Tuesday, October 31, 2006

the thing about crushes

crushcrushing has been on my mind lately. the funny thing about when i crush is that it usually doesn't ever go past me thinking the guy is cute and possibly a kissing fantasy. not so much a fantasy, just a peck or two on the lips or cheek. i know it's tame, but that's how i think. very much like a whore-ish 13-year-old girl.

part of it is usually that i crush on unattainable guys. meaning mostly straight guys. because, let's face it, i don't really know or tend to get along with other 'mos. but crushing on straight guys is almost always a relief because i know i can get the little fantasy, get my little, black heart crushed when i see the guy with a girl, and then get over it and move on to crushing on some other unsuspecting (well, i'm sure most suspect) straight guy.

when it comes to the few 'mos i have crushed on, again, unattainable or partly attainable and just got out of a relationship or not into me. or i come on too strong. i did this with the last 'mo i crushed on, trying too hard too soon, and i blew it. eh, i'm over it, anyway.

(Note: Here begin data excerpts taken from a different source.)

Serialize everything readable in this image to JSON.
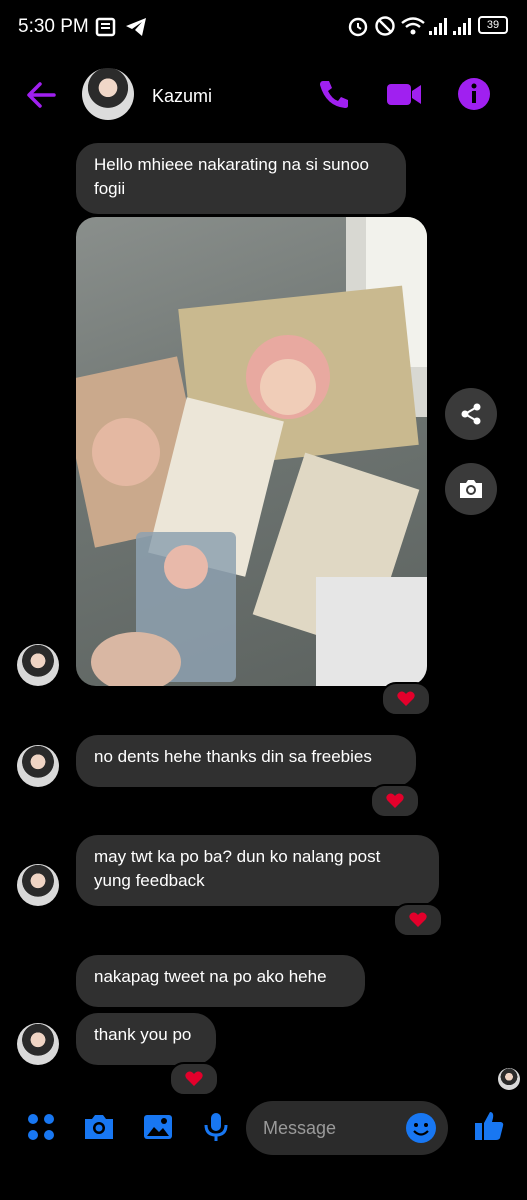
{
  "status_bar": {
    "time": "5:30 PM",
    "battery": "39",
    "icons_left": [
      "notes-icon",
      "telegram-icon"
    ],
    "icons_right": [
      "alarm-icon",
      "dnd-icon",
      "wifi-icon",
      "signal-icon",
      "signal-icon",
      "battery-icon"
    ]
  },
  "header": {
    "contact_name": "Kazumi",
    "accent_color": "#A020F0",
    "buttons": [
      "back-arrow-icon",
      "phone-icon",
      "video-icon",
      "info-icon"
    ]
  },
  "messages": [
    {
      "text": "Hello mhieee nakarating na si sunoo fogii"
    },
    {
      "type": "photo",
      "reaction": "heart"
    },
    {
      "text": "no dents hehe thanks din sa freebies",
      "reaction": "heart"
    },
    {
      "text": "may twt ka po ba? dun ko nalang post yung feedback",
      "reaction": "heart"
    },
    {
      "text": "nakapag tweet na po ako hehe"
    },
    {
      "text": "thank you po",
      "reaction": "heart"
    }
  ],
  "photo_actions": [
    "share-icon",
    "camera-icon"
  ],
  "composer": {
    "placeholder": "Message",
    "accent_color": "#1877F2",
    "icons": [
      "grid-icon",
      "camera-icon",
      "gallery-icon",
      "mic-icon",
      "emoji-icon",
      "thumbs-up-icon"
    ]
  },
  "colors": {
    "background": "#000000",
    "bubble": "#303030",
    "heart": "#E4002B"
  }
}
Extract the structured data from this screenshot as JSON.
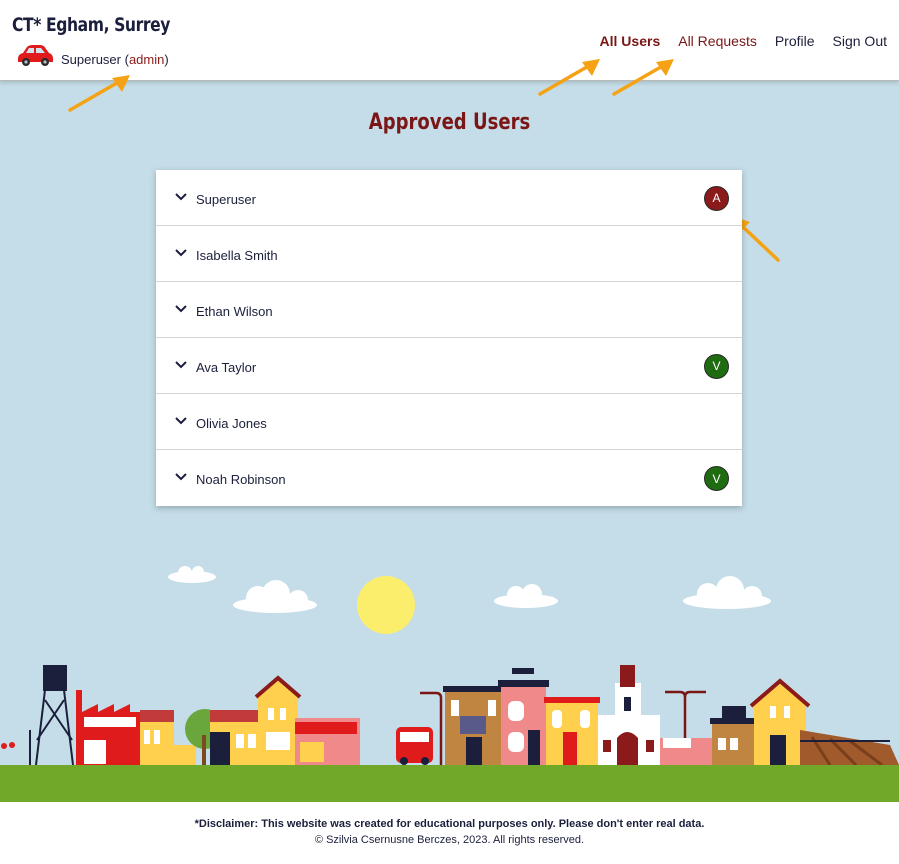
{
  "header": {
    "brand": "CT* Egham, Surrey",
    "user_name": "Superuser",
    "user_role": "admin",
    "nav": [
      {
        "label": "All Users"
      },
      {
        "label": "All Requests"
      },
      {
        "label": "Profile"
      },
      {
        "label": "Sign Out"
      }
    ]
  },
  "main": {
    "title": "Approved Users",
    "users": [
      {
        "name": "Superuser",
        "badge": "A",
        "badge_color": "#8b1a1a"
      },
      {
        "name": "Isabella Smith",
        "badge": ""
      },
      {
        "name": "Ethan Wilson",
        "badge": ""
      },
      {
        "name": "Ava Taylor",
        "badge": "V",
        "badge_color": "#1f6b12"
      },
      {
        "name": "Olivia Jones",
        "badge": ""
      },
      {
        "name": "Noah Robinson",
        "badge": "V",
        "badge_color": "#1f6b12"
      }
    ]
  },
  "footer": {
    "disclaimer": "*Disclaimer: This website was created for educational purposes only. Please don't enter real data.",
    "copyright": "© Szilvia Csernusne Berczes, 2023. All rights reserved."
  },
  "colors": {
    "accent": "#7a1616",
    "sky": "#c5dde8",
    "grass": "#71a82a",
    "arrow": "#f5a214"
  },
  "icons": [
    "car-icon",
    "chevron-down-icon",
    "arrow-icon"
  ]
}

i find it fun to crush often. over the past several months, it kept my mind off my breakup and helped me move on quite a bit. i'd have my tame little fantasies, hypothetical conversations with myself, get depressed about it, and move on to my next victim. currently, i have two.

there have been some very memorable crushes. there was this one friend of a friend, danny, who i had a famous crush on. then one night while we were all drinking, danny shows up and i drunkenly say he can't come in unless he shows us his dick. and he did. my crush ended a little there, because it went over the line. i never once thought the straight guy i was crushing on would step over that line. oh well. another famous crush was this guy by the last name of moody, which ended up really awkward and blah blah blah.

man, can i go on and on about nothing or what?